Vor einem Jahr startete Anfang 2012 mit dem HEK-Projekt (Hunt for Exomoons with Kepler) unter der Leitung des Harvard-Astrophysikers David Kipping die erste systemtische Suche nach exstrasolaren Monden; letzte Woche erschienen nun die ersten ausgewerteten Daten. Mit einem Algorithmus wurden zuerst sieben mögliche Kandidaten aus den Datenmengen des Exoplaneten-Suchers Kepler herausgefiltert. Ein direktes Signal brachte die Analyse der Lichtkurven der sieben Ziele allerdings nicht zum Vorschein, mit diesem ersten Negativresultat ließen sich aber immerhin die Größenverhältnisse von Planet und Mond mit bis zu 95% Wahrscheinlichkeit eingrenzen.

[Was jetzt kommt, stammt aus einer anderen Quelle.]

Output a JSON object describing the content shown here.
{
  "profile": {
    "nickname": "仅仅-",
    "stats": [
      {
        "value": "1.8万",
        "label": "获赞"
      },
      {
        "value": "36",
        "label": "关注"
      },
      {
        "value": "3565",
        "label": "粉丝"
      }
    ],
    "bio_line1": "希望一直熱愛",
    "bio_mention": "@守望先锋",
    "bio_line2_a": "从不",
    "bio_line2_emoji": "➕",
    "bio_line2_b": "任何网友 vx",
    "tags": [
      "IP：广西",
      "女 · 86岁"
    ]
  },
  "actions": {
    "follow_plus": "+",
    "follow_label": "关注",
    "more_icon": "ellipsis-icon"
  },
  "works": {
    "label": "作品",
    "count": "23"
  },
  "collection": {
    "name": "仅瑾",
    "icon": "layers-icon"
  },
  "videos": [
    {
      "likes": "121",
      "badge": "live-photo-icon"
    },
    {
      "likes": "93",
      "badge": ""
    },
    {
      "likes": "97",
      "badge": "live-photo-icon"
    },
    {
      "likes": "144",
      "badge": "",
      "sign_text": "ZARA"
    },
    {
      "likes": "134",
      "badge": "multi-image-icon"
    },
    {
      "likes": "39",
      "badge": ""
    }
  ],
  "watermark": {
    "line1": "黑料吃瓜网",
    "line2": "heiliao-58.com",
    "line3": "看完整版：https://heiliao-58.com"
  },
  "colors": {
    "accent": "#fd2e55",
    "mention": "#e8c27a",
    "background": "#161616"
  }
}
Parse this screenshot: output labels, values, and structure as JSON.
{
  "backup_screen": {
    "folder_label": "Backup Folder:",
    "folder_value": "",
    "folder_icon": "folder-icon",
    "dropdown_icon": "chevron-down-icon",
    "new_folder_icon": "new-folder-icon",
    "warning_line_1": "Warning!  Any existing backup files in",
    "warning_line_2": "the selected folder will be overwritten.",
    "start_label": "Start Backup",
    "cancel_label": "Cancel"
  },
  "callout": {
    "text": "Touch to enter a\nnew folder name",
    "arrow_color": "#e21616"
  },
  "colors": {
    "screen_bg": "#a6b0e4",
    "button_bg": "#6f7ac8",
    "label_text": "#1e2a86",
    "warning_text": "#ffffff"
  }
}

So machen sich Monde von Exoplaneten bemerkbar

Aber auch die erfolgreichen Amateurforscher der Planet Hunters, wo jeder die Kepler-Lichtkurven genau unter die Lupe nehmen kann, suchen nach Hinweisen von Exomonden und sogar Planetenringen. Zu einem möglichen System mit einem erdgroßen Exomond wurde schon im Oktober berichtet. Ein aussichtsreicher Mond-Ring-Kandidat könnte z.b. der etwa 13,5mag helle Stern KIC 8845026 sein, zu dem im November gepostet wurde: „a perfect M&R-Candidate“.